Options are either exercised or allowed to expire worthless. Options will only be exercised if it is in the financial interests of the holder to do so. If an option is left to expire worthless, it is the option seller who benefits, as they were able to earn the full premium of the option that was received when the option was sold. An option that expires worthless also enables the option seller to get out of ones short option position without having to initiate an offsetting transaction.

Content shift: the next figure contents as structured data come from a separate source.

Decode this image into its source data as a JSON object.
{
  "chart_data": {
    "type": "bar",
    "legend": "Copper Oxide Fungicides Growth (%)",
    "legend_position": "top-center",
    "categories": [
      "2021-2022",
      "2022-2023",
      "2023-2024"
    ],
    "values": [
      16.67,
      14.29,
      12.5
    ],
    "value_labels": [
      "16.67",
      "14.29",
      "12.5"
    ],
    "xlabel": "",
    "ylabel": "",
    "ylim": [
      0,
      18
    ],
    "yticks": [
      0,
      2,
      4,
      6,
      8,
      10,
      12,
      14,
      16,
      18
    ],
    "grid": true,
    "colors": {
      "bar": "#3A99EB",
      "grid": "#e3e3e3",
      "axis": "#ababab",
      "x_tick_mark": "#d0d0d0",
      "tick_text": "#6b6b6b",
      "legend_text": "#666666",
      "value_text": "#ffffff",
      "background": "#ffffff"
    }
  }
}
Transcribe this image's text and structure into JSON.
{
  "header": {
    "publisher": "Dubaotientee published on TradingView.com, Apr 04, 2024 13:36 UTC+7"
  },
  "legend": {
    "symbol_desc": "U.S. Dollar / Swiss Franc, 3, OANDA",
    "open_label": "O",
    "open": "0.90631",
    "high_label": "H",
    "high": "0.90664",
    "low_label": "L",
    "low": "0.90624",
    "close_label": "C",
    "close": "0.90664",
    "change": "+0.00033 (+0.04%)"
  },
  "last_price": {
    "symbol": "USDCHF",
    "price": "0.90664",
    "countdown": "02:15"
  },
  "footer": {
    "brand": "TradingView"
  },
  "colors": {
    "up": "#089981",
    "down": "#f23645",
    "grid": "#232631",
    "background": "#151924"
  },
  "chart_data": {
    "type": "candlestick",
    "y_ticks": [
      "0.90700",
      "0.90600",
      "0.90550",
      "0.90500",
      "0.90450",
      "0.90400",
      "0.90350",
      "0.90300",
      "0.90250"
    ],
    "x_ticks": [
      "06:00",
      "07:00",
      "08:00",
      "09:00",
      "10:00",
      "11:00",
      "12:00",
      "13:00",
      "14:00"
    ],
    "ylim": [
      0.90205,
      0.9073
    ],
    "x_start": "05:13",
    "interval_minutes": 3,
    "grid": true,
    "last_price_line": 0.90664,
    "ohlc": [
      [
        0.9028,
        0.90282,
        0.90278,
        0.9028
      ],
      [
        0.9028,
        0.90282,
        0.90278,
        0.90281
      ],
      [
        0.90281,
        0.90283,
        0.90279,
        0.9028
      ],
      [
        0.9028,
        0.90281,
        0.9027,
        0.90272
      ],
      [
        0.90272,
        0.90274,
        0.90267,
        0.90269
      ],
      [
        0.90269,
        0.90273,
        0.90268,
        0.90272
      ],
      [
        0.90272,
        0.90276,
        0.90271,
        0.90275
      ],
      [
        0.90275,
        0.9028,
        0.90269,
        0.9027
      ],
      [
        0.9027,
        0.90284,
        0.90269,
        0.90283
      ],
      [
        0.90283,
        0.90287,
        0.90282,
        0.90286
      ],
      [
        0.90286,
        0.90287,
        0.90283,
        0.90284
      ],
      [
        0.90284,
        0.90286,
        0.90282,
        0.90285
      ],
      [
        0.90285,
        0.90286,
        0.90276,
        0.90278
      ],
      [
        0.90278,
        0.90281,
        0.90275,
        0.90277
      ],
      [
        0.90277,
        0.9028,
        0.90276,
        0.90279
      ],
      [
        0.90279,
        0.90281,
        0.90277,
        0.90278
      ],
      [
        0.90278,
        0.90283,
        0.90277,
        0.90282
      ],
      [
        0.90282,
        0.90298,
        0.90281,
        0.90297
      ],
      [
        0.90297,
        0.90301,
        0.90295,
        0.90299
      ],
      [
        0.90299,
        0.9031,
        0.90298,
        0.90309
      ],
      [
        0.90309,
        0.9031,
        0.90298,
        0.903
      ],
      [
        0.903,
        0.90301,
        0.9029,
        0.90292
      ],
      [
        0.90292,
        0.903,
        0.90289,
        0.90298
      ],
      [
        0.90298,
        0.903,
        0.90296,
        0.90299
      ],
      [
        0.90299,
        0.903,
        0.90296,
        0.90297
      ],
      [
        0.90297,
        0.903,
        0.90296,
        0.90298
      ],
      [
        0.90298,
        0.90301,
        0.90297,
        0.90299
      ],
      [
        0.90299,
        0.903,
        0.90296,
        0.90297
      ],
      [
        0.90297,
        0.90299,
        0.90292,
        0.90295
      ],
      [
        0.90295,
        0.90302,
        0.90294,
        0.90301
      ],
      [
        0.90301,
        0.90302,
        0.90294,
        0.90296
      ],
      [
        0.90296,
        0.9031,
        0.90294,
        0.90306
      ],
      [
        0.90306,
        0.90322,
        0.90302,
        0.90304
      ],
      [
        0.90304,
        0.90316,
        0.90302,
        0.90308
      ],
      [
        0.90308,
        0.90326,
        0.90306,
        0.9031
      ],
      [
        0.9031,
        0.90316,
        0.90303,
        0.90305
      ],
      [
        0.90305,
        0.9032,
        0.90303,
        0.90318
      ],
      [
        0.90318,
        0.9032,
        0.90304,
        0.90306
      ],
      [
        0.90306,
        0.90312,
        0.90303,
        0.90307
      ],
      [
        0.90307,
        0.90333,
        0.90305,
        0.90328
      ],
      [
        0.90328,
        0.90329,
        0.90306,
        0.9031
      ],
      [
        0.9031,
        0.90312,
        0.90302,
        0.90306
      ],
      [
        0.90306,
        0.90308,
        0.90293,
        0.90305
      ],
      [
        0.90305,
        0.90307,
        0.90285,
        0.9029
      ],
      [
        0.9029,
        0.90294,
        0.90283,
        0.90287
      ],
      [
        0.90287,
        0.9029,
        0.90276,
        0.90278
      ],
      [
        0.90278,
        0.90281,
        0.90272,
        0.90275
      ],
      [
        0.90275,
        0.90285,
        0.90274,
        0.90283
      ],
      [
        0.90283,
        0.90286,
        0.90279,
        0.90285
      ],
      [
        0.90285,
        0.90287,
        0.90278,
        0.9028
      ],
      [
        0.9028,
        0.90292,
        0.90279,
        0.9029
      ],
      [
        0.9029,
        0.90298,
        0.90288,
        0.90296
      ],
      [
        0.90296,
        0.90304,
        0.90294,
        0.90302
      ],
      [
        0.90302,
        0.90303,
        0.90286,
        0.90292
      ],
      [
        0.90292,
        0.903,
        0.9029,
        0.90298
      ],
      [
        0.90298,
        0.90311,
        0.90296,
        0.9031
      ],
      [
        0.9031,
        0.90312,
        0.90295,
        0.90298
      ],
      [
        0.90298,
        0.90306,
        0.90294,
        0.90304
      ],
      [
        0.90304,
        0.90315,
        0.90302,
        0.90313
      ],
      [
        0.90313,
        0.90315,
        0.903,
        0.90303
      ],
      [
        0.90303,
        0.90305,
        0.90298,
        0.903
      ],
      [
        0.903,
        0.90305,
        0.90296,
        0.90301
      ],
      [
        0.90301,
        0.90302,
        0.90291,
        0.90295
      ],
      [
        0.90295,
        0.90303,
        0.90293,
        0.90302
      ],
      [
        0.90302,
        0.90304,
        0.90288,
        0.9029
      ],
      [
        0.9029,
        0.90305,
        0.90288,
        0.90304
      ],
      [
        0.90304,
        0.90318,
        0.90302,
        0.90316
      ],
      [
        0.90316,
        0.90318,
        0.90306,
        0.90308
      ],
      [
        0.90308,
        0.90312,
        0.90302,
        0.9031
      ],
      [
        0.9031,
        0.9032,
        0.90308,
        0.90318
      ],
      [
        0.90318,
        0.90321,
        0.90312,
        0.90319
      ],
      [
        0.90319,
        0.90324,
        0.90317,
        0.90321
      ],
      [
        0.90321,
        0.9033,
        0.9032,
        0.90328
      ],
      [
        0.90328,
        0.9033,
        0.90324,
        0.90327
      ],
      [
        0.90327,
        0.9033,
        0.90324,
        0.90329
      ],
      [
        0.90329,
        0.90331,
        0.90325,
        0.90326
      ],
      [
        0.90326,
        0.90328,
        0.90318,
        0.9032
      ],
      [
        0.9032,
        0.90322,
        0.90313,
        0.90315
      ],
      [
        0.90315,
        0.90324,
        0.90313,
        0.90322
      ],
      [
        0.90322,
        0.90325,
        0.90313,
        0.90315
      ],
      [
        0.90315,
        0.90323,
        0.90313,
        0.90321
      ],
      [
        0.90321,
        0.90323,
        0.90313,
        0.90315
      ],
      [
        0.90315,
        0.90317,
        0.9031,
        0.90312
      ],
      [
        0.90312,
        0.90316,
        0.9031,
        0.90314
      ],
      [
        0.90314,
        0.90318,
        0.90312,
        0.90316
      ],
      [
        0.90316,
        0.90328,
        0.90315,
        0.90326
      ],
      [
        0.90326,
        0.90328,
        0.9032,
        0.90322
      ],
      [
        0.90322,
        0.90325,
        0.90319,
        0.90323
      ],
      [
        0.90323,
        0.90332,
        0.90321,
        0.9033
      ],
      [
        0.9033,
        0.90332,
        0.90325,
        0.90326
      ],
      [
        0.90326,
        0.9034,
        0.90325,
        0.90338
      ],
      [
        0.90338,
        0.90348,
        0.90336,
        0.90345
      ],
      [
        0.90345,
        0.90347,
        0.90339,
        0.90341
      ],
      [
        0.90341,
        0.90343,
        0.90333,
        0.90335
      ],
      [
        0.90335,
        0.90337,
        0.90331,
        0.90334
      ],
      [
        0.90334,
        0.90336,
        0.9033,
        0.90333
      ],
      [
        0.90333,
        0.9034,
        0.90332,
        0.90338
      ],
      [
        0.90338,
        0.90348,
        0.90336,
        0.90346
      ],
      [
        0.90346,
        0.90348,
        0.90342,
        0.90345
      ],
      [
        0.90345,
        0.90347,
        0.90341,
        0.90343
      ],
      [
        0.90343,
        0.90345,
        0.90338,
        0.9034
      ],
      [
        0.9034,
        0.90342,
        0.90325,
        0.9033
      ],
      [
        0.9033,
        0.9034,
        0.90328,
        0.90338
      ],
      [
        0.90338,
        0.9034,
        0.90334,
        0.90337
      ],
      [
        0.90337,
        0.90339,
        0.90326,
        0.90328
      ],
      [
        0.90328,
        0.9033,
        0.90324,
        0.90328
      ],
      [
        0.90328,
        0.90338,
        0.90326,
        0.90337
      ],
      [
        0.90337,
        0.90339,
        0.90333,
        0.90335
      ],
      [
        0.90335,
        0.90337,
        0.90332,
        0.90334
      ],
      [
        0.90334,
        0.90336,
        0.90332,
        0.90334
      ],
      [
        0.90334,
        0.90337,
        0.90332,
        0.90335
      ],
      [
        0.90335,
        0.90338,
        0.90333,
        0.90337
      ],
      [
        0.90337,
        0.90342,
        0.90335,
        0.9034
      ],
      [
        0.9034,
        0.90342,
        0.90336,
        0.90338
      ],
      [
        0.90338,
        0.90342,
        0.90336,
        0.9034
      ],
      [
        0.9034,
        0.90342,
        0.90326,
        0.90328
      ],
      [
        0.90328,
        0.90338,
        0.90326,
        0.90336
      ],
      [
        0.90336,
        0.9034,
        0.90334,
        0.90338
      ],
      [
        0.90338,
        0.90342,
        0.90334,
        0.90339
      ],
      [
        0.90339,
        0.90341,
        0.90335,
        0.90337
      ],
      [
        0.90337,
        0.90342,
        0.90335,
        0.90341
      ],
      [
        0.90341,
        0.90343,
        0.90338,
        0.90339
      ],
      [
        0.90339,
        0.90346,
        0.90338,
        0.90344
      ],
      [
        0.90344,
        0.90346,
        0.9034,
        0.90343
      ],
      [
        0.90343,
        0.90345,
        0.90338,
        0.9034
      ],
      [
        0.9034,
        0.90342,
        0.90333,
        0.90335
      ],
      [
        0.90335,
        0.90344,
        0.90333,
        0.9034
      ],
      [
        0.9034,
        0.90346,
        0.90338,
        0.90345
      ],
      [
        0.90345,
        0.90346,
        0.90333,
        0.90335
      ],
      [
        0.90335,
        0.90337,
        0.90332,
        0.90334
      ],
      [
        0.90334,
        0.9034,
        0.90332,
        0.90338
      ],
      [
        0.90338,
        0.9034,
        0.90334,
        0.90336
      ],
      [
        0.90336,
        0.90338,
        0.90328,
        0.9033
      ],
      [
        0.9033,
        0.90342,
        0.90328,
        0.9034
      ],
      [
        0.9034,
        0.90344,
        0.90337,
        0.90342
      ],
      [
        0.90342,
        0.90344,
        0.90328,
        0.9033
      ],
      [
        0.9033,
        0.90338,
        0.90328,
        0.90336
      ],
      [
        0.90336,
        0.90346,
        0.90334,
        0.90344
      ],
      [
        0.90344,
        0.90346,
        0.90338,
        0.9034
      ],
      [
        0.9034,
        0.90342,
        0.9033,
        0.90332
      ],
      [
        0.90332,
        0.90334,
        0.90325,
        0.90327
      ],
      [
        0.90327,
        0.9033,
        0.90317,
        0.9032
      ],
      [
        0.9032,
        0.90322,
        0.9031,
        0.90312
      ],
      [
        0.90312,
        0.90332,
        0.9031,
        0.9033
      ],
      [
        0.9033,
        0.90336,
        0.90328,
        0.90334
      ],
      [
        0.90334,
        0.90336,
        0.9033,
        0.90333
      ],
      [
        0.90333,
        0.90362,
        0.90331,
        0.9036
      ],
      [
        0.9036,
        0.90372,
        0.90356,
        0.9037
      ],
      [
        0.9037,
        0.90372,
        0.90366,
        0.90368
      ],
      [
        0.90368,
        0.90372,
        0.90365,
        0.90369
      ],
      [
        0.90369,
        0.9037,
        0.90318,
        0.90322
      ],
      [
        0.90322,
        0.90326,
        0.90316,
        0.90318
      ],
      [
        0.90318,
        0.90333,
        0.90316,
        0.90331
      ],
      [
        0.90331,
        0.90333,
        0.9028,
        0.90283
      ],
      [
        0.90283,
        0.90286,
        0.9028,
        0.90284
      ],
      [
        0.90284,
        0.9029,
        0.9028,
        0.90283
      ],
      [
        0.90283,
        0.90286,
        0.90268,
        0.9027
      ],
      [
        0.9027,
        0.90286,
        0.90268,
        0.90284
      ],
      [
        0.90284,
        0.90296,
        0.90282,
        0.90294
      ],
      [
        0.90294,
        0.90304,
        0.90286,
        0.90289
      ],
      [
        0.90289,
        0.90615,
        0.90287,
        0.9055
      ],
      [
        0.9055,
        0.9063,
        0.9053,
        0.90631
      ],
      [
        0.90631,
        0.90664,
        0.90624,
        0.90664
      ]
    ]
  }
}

Buyers of options must pay the full amount of the option premium upon purchase. Since full value has been paid, the option buyer will never face a margin call on a long option position, no matter how much prices move adversely. Sellers of options do not have this benefit and may be required to deposit additional margin if prices move adversely.

No Price Limits:

Markets for options on futures typically do not have price limits, even if the futures market operates with price limits. As a result, an option trader will not face a "locked-limit" market.

Variety of Strike Prices:

Options are listed with a variety of strike prices. Because strike prices differ, the premium of these options will also differ - some will be more expensive than others. This provides a lot of flexibility to the option trader. For instance, the call option buyer who is willing to risk only a small amount of money can buy a call option with a high strike price as it will have a relatively low premium.

Quoting Option Prices:

In the option-trading pit and in newspapers, option prices are quoted in terms of ticks, or minimum price fluctuations, and not the full price in dollars and cents. To determine the actual dollar cost of an option, you need to multiply the market price in ticks by the dollar value of a tick. (The tick value of an option is almost always the same as the tick value of the futures. This is determined by the futures exchange and detailed in the option contract specifications.) For instance, consider the example above of a June Deutsche Mark call option having a strike price of $0.6355. The price of this option might be quoted as $0.0028, or .28 cents, or just 28, which means 28 ticks. Each tick of a Deutsche Mark options contract (as well as a futures contract) has value of $12.50. Therefore, the dollar price of this option is 28x$12.50 = $350.